Они же просто поехали на море. Просто вышли прогуляться в город. А тот урод просто решил ограбить банк. Не получилось у него, сработала сигнализация, и приехала машина. Его можно было остановить в дверях банка. Но он был с заложницей, и побоялись, что он ее убьет, что начнется стрельба в помещении… Его выпустили на улицу вместе с заложницей, он попытался залезть в машину, заложница вырвалась и побежала, а он, поняв, что терять нечего, стал стрелять – в нее, по сторонам… Успел выстрелить трижды, пока его свалили. Но одна из пуль…

Павлов сполз спиной по стене на пол. Несколько раз ударился затылком о дверную раму.

«Ты своих. Часто вспоминаешь?»

Того урода можно было остановить в дверях. Заложница? Одна девчонка, ей решили спасать жизнь, а в результате погибли двое. Этого нельзя забыть. С этим можно только смириться. Сжиться. Принять.

Через три дня температура спала, Павлов закрыл больничный и вышел на службу. Пришел на вокзал, спустился в автоматическую камеру хранения. Людей было немного.

Остановился возле ячейки сто пять. Постоял, пытаясь понять – зачем сюда пришел. Двести шестнадцатая ячейка была открыта – нижние ячейки самые неудобные, заполняются позже остальных.

Павлов присел, заглянул в ячейку. Пусто. Запах. Пахло пустотой. И безысходностью. Мерзкий запах. Чего только не оставляют на хранение в автоматической камере. Просто вещи. Грязные вещи. Еду. Испортившуюся еду. Какие-то химикаты. Бензин и кислоту. Это запрещено, но кто может проконтролировать человека в автоматической камере? Да и в любой камере хранения. Но тут – особенно.

Пустота.

Павлов подавил желание залезть в ячейку поглубже, посмотреть, может… может, там люк какой-то. Чушь, конечно, но все-таки.

– Ты здесь? – прозвучало над головой. – Я так почему-то и подумал. Я сюда лазил. И в сто пятую – тоже лазил. Нет там ничего.

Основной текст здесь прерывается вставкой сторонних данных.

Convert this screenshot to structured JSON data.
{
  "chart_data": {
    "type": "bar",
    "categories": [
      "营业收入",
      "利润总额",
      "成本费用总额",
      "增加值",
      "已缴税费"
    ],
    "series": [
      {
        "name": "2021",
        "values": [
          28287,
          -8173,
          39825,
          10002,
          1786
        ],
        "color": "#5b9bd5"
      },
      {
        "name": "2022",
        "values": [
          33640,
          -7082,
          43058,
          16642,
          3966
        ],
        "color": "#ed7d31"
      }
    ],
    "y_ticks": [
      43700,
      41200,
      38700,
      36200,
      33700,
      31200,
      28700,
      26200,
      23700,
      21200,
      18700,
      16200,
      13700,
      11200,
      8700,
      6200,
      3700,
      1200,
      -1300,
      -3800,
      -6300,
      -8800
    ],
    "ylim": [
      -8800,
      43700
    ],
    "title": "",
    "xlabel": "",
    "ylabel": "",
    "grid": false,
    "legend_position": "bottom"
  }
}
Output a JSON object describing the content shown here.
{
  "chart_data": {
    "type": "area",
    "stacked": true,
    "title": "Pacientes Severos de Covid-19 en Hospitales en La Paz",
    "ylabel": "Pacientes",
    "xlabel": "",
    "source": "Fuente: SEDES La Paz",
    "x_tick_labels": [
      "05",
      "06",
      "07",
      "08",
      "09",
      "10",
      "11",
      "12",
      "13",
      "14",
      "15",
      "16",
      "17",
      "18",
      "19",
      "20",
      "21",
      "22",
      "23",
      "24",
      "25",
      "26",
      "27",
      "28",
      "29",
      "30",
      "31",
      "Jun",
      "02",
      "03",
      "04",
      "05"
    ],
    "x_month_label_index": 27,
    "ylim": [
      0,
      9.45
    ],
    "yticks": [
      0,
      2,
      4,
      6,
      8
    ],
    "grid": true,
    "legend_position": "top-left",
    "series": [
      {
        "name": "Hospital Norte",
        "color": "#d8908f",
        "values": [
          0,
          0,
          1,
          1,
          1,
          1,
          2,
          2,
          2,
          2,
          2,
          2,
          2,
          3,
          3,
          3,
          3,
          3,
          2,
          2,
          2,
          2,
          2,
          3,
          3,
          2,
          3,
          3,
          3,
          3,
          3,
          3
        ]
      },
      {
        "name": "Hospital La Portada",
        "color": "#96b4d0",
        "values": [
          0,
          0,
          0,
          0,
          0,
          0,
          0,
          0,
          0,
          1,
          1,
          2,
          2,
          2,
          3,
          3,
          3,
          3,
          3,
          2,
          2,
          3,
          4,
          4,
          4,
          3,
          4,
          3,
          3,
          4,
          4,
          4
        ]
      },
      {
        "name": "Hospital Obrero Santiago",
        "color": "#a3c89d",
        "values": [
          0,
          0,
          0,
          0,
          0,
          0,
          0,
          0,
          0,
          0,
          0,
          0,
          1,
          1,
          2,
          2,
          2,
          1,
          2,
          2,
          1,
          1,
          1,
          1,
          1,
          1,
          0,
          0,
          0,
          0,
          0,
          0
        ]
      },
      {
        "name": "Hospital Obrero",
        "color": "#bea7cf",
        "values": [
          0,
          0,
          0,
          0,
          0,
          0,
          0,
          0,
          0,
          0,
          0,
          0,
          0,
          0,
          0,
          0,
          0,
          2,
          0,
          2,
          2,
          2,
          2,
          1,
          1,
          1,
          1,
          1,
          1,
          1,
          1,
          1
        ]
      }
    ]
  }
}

– Скажешь, просто так? – спросил Павлов, не поднимая головы. – Скажешь, совпадение?

– А почему нет? Я позавчера с операми разговаривал, так мне сказали, что при том этом… пассажиропотоке, что у нас, даже странно, что так мало пропавших, убитых, раненых… Статистика, мать ее, нечему удивляться. Что ты ляжешь, будешь делать, я спрашиваю, – Соколов присел на корточки возле Павлова. Указал пальцем: – Я думал, что вот то пятно – кровь. Полез, соскоблил. Оказалось – нитрокраска. Пролил кто-то. Говорят, на автовокзале в такой же камере нитроглицерин перехватить успели. Прикинь? Да и у нас тут. Помнишь, как наркоту изымали? Змей тех, помнишь? Что там было – кобры? Десять штук в контейнере. А прикинь, если змея какая-нибудь этим дерьмом надышится, а потом… это… мутировать начнет? И что? Вот поселится в камере…

– Там нет дыр, – сказал Павлов и выпрямился. – И ты завязывай с жутиками в видеосалоне, Артем. У тебя слишком богатое воображение.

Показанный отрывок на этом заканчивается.